Cold storage options for the preservation of acetate film range from insulated cold storage rooms, or vaults, with relative humidity control (typical settings in the range of 35–40 F temperature, and 30–35% relative humidity), which might be used by archival institutions for large and medium-sized collections, to free-standing freezer units, which can be cost-effective for small collections, but necessitate vapor-proof packaging of the films to protect against relative humidity extremes and condensation. Commercial storage facilities may offer varying environmental conditions at different rates.

Microenvironments—the conditions inside an enclosure—can also affect the condition of cellulose acetate film. Enclosures that are breathable or that contain an acid absorbent are instrumental in reducing the rate of decay due to vinegar syndrome. Sealed metal containers can trap the decay products released by the film, promoting the spread of vinegar syndrome.
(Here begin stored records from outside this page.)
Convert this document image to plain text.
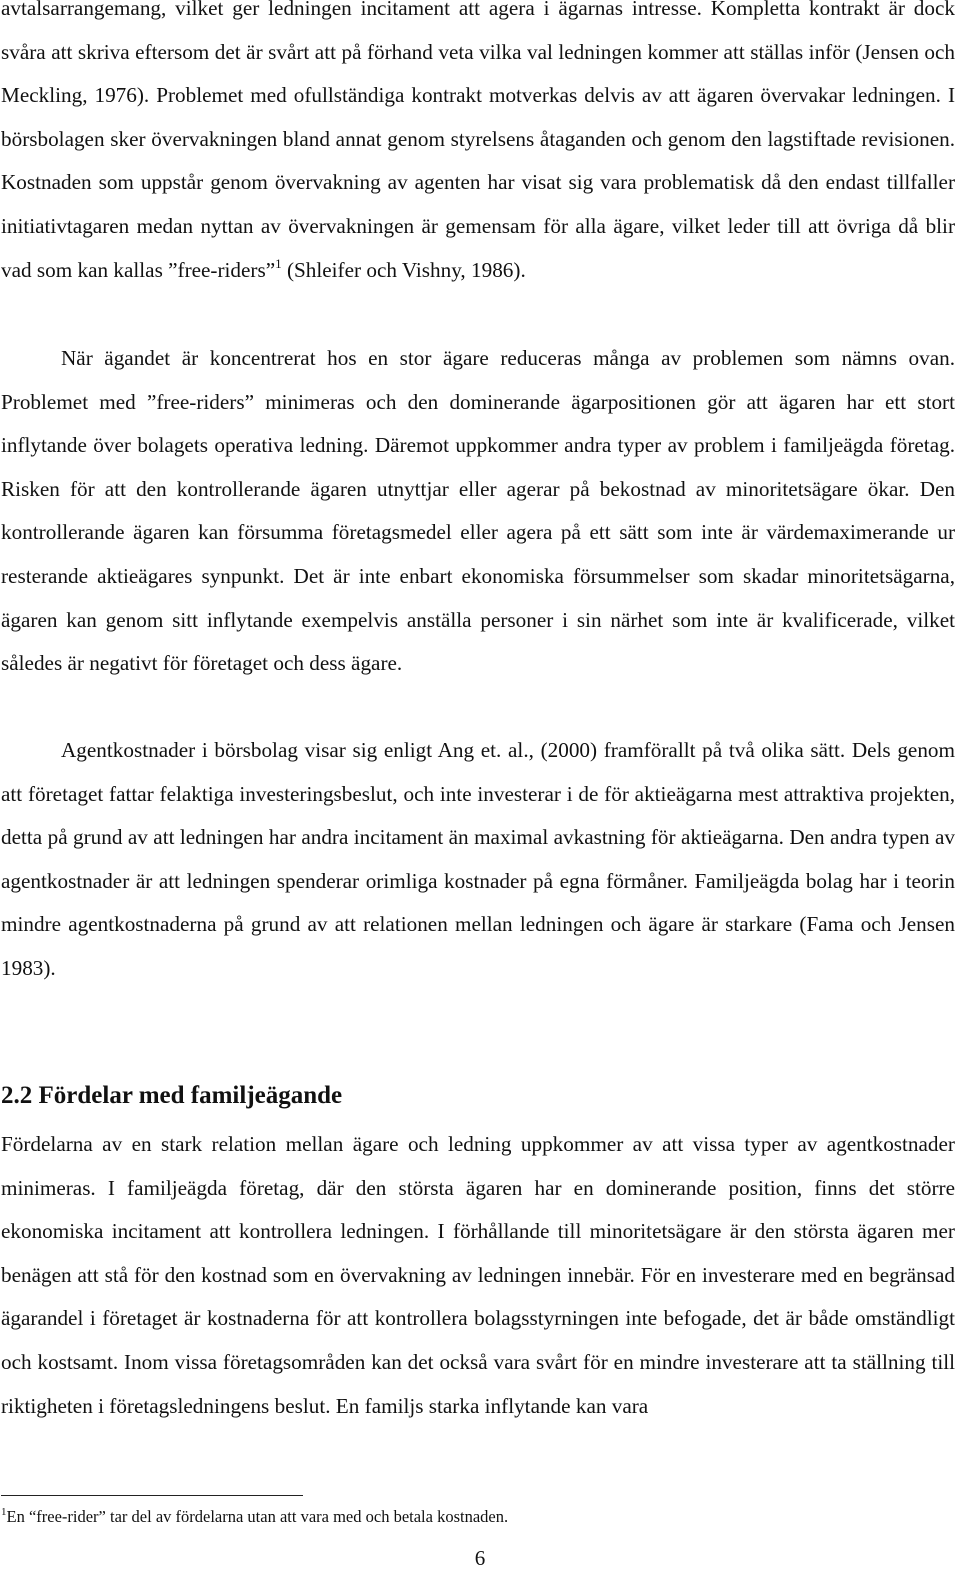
avtalsarrangemang, vilket ger ledningen incitament att agera i ägarnas intresse. Kompletta kontrakt är dock svåra att skriva eftersom det är svårt att på förhand veta vilka val ledningen kommer att ställas inför (Jensen och Meckling, 1976). Problemet med ofullständiga kontrakt motverkas delvis av att ägaren övervakar ledningen. I börsbolagen sker övervakningen bland annat genom styrelsens åtaganden och genom den lagstiftade revisionen. Kostnaden som uppstår genom övervakning av agenten har visat sig vara problematisk då den endast tillfaller initiativtagaren medan nyttan av övervakningen är gemensam för alla ägare, vilket leder till att övriga då blir vad som kan kallas ”free-riders”$^1$ (Shleifer och Vishny, 1986).

När ägandet är koncentrerat hos en stor ägare reduceras många av problemen som nämns ovan. Problemet med ”free-riders” minimeras och den dominerande ägarpositionen gör att ägaren har ett stort inflytande över bolagets operativa ledning. Däremot uppkommer andra typer av problem i familjeägda företag. Risken för att den kontrollerande ägaren utnyttjar eller agerar på bekostnad av minoritetsägare ökar. Den kontrollerande ägaren kan försumma företagsmedel eller agera på ett sätt som inte är värdemaximerande ur resterande aktieägares synpunkt. Det är inte enbart ekonomiska försummelser som skadar minoritetsägarna, ägaren kan genom sitt inflytande exempelvis anställa personer i sin närhet som inte är kvalificerade, vilket således är negativt för företaget och dess ägare.

Agentkostnader i börsbolag visar sig enligt Ang et. al., (2000) framförallt på två olika sätt. Dels genom att företaget fattar felaktiga investeringsbeslut, och inte investerar i de för aktieägarna mest attraktiva projekten, detta på grund av att ledningen har andra incitament än maximal avkastning för aktieägarna. Den andra typen av agentkostnader är att ledningen spenderar orimliga kostnader på egna förmåner. Familjeägda bolag har i teorin mindre agentkostnaderna på grund av att relationen mellan ledningen och ägare är starkare (Fama och Jensen 1983).

2.2 Fördelar med familjeägande

Fördelarna av en stark relation mellan ägare och ledning uppkommer av att vissa typer av agentkostnader minimeras. I familjeägda företag, där den största ägaren har en dominerande position, finns det större ekonomiska incitament att kontrollera ledningen. I förhållande till minoritetsägare är den största ägaren mer benägen att stå för den kostnad som en övervakning av ledningen innebär. För en investerare med en begränsad ägarandel i företaget är kostnaderna för att kontrollera bolagsstyrningen inte befogade, det är både omständligt och kostsamt. Inom vissa företagsområden kan det också vara svårt för en mindre investerare att ta ställning till riktigheten i företagsledningens beslut. En familjs starka inflytande kan vara

$^1$En “free-rider” tar del av fördelarna utan att vara med och betala kostnaden.

6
== Rescuing damaged film ==
During early stages of decay, the film content can be rescued by transferring it to new film stock. Once the film becomes too brittle or the shrinkage is excessive, it cannot be copied. Because the gelatin emulsion usually stays intact during the degradation process, it is possible to save the image on sheet film using solvents to dissolve the base off the emulsion. Once the emulsion has been freed from the shrunken support, it can be photographed or transferred to a new support. Because of the solvents used, this is a delicate and potentially hazardous procedure and is an expensive process for a large collection. Degraded motion picture film cannot be restored in this way, but sheet films often can.

== Other uses ==
Cellulose acetate film is also used to make replicates of materials and biological samples for microscopy. The techniques were developed for metallographic needs to examine the grain structure of polished metals. Replication can be used to understand the distribution, for example, of different types of iron in carbon steel samples, or the fine distribution of damage to a sample subject to mechanical wear.